A hallmark of polycystic kidney diseases (PKDs) is aberrant proliferation, which leads to the formation and growth of renal cysts. Proliferation is mediated by cyclin-dependent kinases (Cdks), and the administration of roscovitine (a pan-Cdk inhibitor) attenuates renal cystic disease in juvenile cystic kidney (jck) mice. Cdk2 is a key regulator of cell proliferation, but its specific role in PKD remains unknown. The aim of this study was to test the hypothesis that Cdk2 deficiency reduces renal cyst growth in PKD. Three studies were undertaken: (i) a time course (days 28, 56, and 84) of cyclin and Cdk activity was examined in jck mice and compared with wild-type mice; (ii) the progression was compared in jck mice with or without Cdk2 ablation from birth; and (iii) the effect of sirolimus (an antiproliferative agent) on Cdk2 activity in jck mice was investigated. Renal disease in jck mice was characterized by diffuse tubular cyst growth, interstitial inflammation and fibrosis, and renal impairment, peaking on day 84. Renal cell proliferation peaked during earlier stages of disease (days 28-56), whereas the expression of Cdk2-cyclin partners (A and E) and Cdk1 and 2 activity, was maximal in the later stages of disease (days 56-84). Cdk2 ablation did not attenuate renal disease progression and was associated with persistent Cdk1 activity. In contrast, the postnatal treatment of jck mice with sirolimus reduced both Cdk2 and Cdk1 activity and reduced renal cyst growth. In conclusion, (i) the kinetics of Cdk2 and Cdk2-cyclin partners did not correlate with proliferation in jck mice; and (ii) the absence of Cdk2 did not alter renal cyst growth, most likely due to compensation by Cdk1. Taken together, these data suggest that Cdk2 is dispensable for the proliferation of cystic epithelial cells and progression of PKD.

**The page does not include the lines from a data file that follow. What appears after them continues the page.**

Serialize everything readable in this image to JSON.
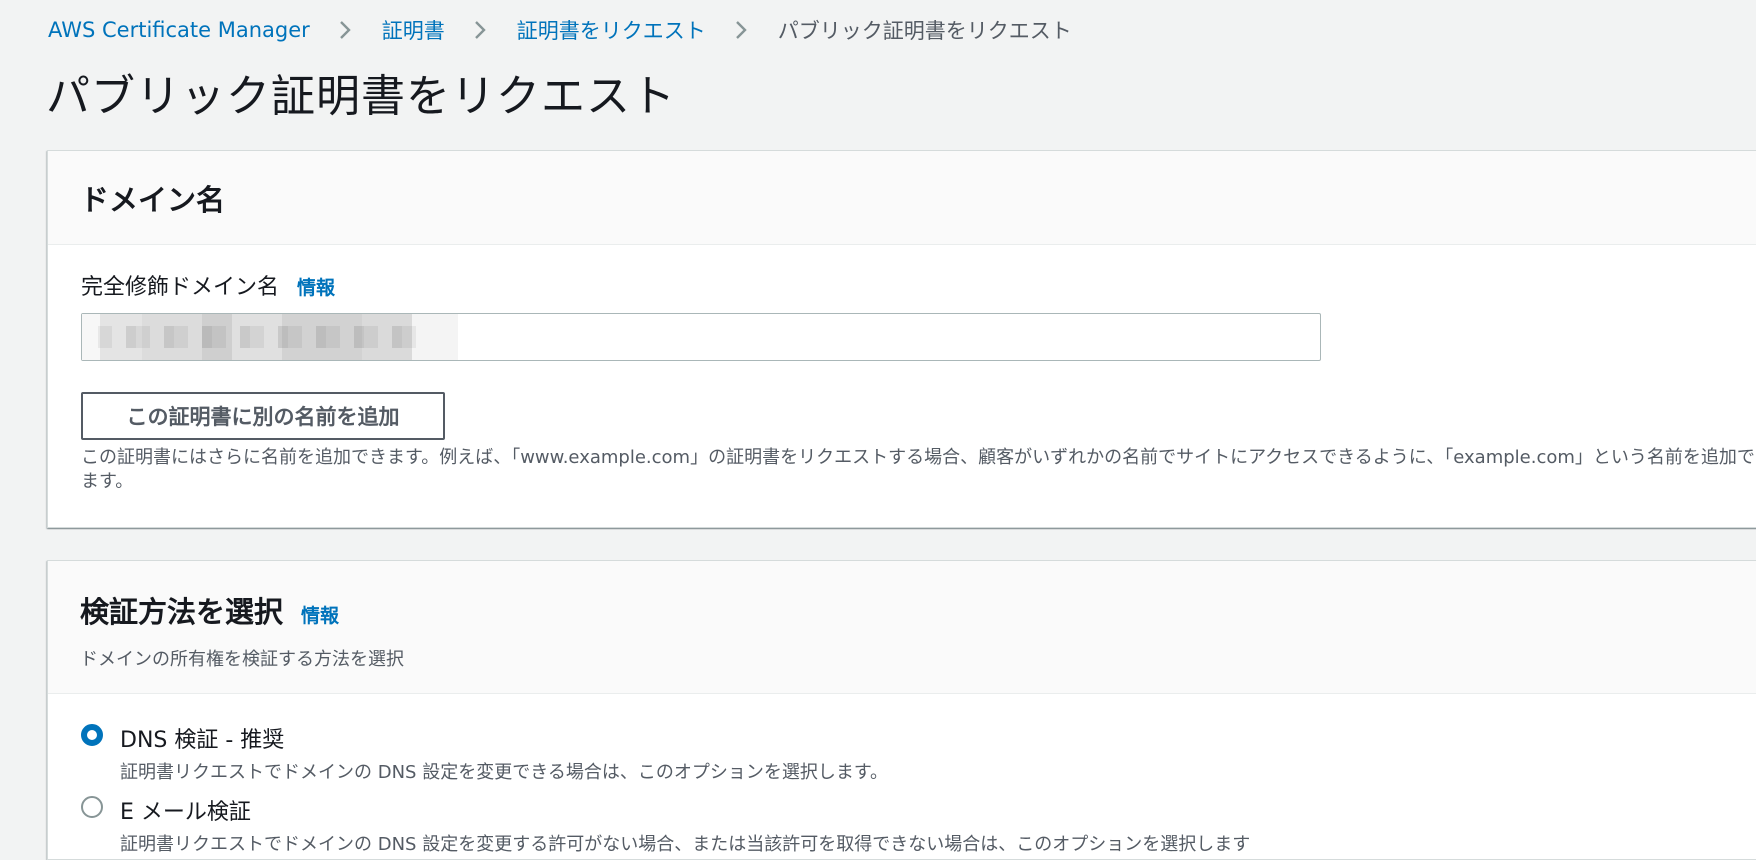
{
  "breadcrumb": {
    "items": [
      "AWS Certificate Manager",
      "証明書",
      "証明書をリクエスト"
    ],
    "current": "パブリック証明書をリクエスト"
  },
  "page": {
    "title": "パブリック証明書をリクエスト"
  },
  "domain_panel": {
    "title": "ドメイン名",
    "field_label": "完全修飾ドメイン名",
    "info": "情報",
    "input_value": "",
    "add_button": "この証明書に別の名前を追加",
    "helper": "この証明書にはさらに名前を追加できます。例えば、「www.example.com」の証明書をリクエストする場合、顧客がいずれかの名前でサイトにアクセスできるように、「example.com」という名前を追加できます。"
  },
  "method_panel": {
    "title": "検証方法を選択",
    "info": "情報",
    "description": "ドメインの所有権を検証する方法を選択",
    "options": [
      {
        "label": "DNS 検証 - 推奨",
        "description": "証明書リクエストでドメインの DNS 設定を変更できる場合は、このオプションを選択します。",
        "selected": true
      },
      {
        "label": "E メール検証",
        "description": "証明書リクエストでドメインの DNS 設定を変更する許可がない場合、または当該許可を取得できない場合は、このオプションを選択します",
        "selected": false
      }
    ]
  },
  "colors": {
    "link": "#0073bb",
    "background": "#f2f3f3",
    "radio_selected": "#0073bb"
  }
}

多囊肾病的一个标志是异常增殖,这导致了肾囊肿的形成和生长。增殖是由细胞周期蛋白依赖性激酶(Cdks)介导的,罗西维汀(一种泛 Cdk 抑制剂)的给药可减轻青少年多囊肾病(jck)小鼠的肾囊性疾病。Cdk2 是细胞增殖的关键调节因子,但它在多囊肾病中的具体作用尚不清楚。本研究旨在检验 Cdk2 缺乏可减少多囊肾病中肾囊肿生长的假设。进行了三项研究:(i)在 jck 小鼠和野生型小鼠中检查了细胞周期蛋白和 Cdk 活性的时间过程(第 28、56 和 84 天),并进行了比较;(ii)比较了从出生时就缺乏 Cdk2 的 jck 小鼠和不缺乏 Cdk2 的 jck 小鼠的进展情况;(iii)研究了西罗莫司(一种抗增殖剂)对 jck 小鼠 Cdk2 活性的影响。jck 小鼠的肾脏疾病表现为弥漫性管状囊肿生长、间质炎症和纤维化以及肾功能损害,在第 84 天达到高峰。肾细胞增殖在疾病的早期阶段达到高峰(第 28-56 天),而 Cdk2-细胞周期蛋白伙伴(A 和 E)和 Cdk1 和 2 活性的表达在疾病的晚期阶段达到高峰(第 56-84 天)。Cdk2 缺失并未减轻肾脏疾病的进展,并伴有持续的 Cdk1 活性。相比之下,西罗莫司对 jck 小鼠的出生后治疗降低了 Cdk2 和 Cdk1 的活性,并减少了肾囊肿的生长。总之,(i)jck 小鼠中 Cdk2 和 Cdk2-细胞周期蛋白伙伴的动力学与增殖无关;(ii)Cdk2 的缺失并未改变肾囊肿的生长,这很可能是由于 Cdk1 的代偿作用。综上所述,这些数据表明 Cdk2 对于囊性上皮细胞的增殖和多囊肾病的进展是可有可无的。